Finally, he released David’s hand. “It’ll only take a second. Then I can show you. It’s what I wanted to bring you to in the first place, actually.”
David did not nod an agreement, nor did he respond. He had lifted his head to stare at a fixed point beyond the cloudy glass.
Reconstructing the greenhouse’s internal environment was a matter of adjusting select settings on the holoscreen. None of the plants housed inside currently thrived in nature, at least not any longer. While they could survive for short stretches of time in earth’s present atmosphere, the days in which major gas constituents were best suited to their needs were long gone and it was not advisable. Thus, Charles opted to reconfigure those present in the greenhouse when he was not inside.
He tapped the unlock command, and the curved door drew neatly into the wall.
To say Dr. Xavier had a penchant for beauty was an understatement. The greenhouse sported symmetrical rows of plants, several of which curved around the outer edges, up against the glass dome that separated the controlled interior from a gaping view of the city. Though the room itself was shaped like a fishbowl, the glass warped it—skyscrapers beyond the window barely passed floor height, rising up like too-cleanly teeth to pinch at the open sky. And when the rumble of the ventilation system finally quieted, it was... peaceful.
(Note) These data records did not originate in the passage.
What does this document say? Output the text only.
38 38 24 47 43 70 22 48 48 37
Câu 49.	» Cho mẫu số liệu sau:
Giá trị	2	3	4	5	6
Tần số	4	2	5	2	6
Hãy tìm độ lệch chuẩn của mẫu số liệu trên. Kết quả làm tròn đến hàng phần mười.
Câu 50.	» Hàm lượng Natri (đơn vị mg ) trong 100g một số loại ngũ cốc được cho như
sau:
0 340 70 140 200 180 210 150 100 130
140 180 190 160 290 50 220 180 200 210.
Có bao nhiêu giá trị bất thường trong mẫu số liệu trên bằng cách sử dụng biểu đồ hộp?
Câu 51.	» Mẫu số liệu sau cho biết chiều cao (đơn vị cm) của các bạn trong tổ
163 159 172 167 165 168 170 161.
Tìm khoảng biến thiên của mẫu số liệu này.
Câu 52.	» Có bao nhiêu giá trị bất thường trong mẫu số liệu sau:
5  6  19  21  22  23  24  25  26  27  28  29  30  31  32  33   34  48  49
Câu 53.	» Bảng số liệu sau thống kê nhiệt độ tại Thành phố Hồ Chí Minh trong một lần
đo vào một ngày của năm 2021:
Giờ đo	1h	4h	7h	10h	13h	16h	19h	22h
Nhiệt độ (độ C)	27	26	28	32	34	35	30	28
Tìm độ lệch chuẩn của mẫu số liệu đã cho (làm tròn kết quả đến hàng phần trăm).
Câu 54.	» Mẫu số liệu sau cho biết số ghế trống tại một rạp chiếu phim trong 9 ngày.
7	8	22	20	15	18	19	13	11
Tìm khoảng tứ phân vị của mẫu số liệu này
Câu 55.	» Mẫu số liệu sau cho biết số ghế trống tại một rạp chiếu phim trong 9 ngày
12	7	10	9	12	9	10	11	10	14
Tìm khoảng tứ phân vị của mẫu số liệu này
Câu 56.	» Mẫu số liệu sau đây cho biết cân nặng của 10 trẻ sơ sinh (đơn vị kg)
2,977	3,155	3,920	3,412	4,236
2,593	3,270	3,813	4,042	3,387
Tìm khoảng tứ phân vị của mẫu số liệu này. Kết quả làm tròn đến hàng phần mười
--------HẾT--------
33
There was a reason Charles loved it as much as he did.
The expression on David’s face was nothing short of wonderstruck. Charles felt his nervousness dissolving when he caught sight of it, replaced in turn by relief. He watched the robot step into the room, then with steady hands reach out to touch the proffered leaves of the nearest plant. David had never been so careful as he was when his synthetic fingertips brushed down its long, richly colored stem.
“Archaeamphora,” he spoke into the silence. His eyes were glued rather tightly to it; Charles didn’t doubt that David had never seen anything beyond the mechanical, beyond his makers and their obsession with perfection. His lips moved around the name again, forming the syllables long and low—if a robot could express reverence, it was the closest thing to it.
Charles had drawn away, but his gaze never strayed. He settled on the other side of the table, directly opposite David, and held his breath.
Pale eyes flickered upward, found him within seconds. Then David’s mouth thinned and curled much like a shriveling leaf along its midrib.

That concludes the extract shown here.